"Ganze Kerle": Zickenkrieg im Männerclub

Premiere: Für das rasante Stück „Ganze Kerle“ gab es in der Komödie stehende Ovationen.

Düsseldorf. Etwas Schlimmeres kann sich so ein "ganzer Kerl" wie Obermacho Klaus wohl kaum vorstellen. Der gestandene Paketzusteller, breitschultrig und Blondinenwitz-gestählt, soll ausgerechnet für Köhler, seinen verhassten Chef, als Frau verkleidet über die Bühne tanzen. Dabei erfreut Köhler sich im ganzen Betrieb einer geradezu sagenhaften Unbeliebtheit. Erst recht, als er auch noch Klaus’ altgedienten Kollegen Georg kündigt. Aber Lilly, die Tochter vom Chef, braucht nun mal die Hilfe von Klaus und seinen Kollegen. Für eine teure Delfin-Therapie müssen die beherzten Männer das Geld auftreiben.

"Wir veranstalten eine Travestieshow", lautet Enricos zündende Idee. "Super, nur wo kriegen wir die Künstler dafür her?" fragen die Kollegen. Denn als Revuedarsteller aufzutreten, passt so gar nicht in das kleinbürgerliche Selbstbild der starken Männer.

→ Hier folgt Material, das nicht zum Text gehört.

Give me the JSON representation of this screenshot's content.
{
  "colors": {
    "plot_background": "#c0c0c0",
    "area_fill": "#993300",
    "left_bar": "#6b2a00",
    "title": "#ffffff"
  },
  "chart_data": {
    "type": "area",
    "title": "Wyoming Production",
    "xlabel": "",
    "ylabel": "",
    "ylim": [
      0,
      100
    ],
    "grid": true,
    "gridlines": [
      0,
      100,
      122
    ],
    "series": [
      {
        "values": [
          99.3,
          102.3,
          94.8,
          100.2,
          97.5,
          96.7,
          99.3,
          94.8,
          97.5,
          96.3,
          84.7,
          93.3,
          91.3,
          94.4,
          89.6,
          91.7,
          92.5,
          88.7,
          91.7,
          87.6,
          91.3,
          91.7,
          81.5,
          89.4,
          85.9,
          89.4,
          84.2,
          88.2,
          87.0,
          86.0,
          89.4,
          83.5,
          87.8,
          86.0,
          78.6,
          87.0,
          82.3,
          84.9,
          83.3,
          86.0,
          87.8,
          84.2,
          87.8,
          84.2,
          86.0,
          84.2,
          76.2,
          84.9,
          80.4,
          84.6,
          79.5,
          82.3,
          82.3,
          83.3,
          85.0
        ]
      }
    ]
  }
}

So ganz nebenbei erfährt das Publikum mit jedem Schritt, mit dem die vier Kerle in ihre neuen Rollen wachsen, mehr über ihr Leben, ihre Ängste und nicht zuletzt auch ihre Vorurteile. Und so wie das Stück mit der Entwicklung der Charaktere langsam an Fahrt aufnimmt und die anfängliche Betulichkeit ablegt, strömt das ganze Spiel auf das turbulente Ende hinzu und entwickelt dabei eine ungeahnte Rasanz.

Der Geschlechterrollentausch auf der Bühne ist zwar alles andere als neu, aber die sprichwörtlichen ersten Gehversuche der Herren auf Stöckelschuhen sind dennoch phänomenal. Liebevoll wird gezeigt, wie jede Figur erst über den eigenen Schatten springen muss, um den Fummel überziehen zu können. In der Art, wie sie dabei die jeweils eigene Vorstellung von "Frau sein" interpretieren, geben die Charaktere weit mehr über sich preis als nur die Figurprobleme, die sie als "echte" Männer noch nicht kannten. Ähnlich wie Klaus, der bei der ersten Probe noch aussieht wie ein Neandertaler, der seinen Knüppel vergessen hat, geht es auch den Kollegen. "Was Ihnen fehlt, sind Anmut und Glamour, aber vor allem: professionelle Hilfe", befindet da die wie gerufen kommende Tanzlehrerin Helene, die nicht von ungefähr an den ehemaligen Arbeitskollegen Georg erinnert.

Und so findet nach und nach jeder in seine Rolle. Besonders überzeugend dabei: Enrico als Liza Minelli in "Cabaret" und ein handfester Zickenkrieg auf der Bühne zwischen Mireille Matthieu und Nana Mouskouri beim fulminanten Finale. Dafür gibt es am Ende stehende Ovationen, eine Zugabe und die Feststellung: Manchmal ist es eben schwer, eine Frau zu sein.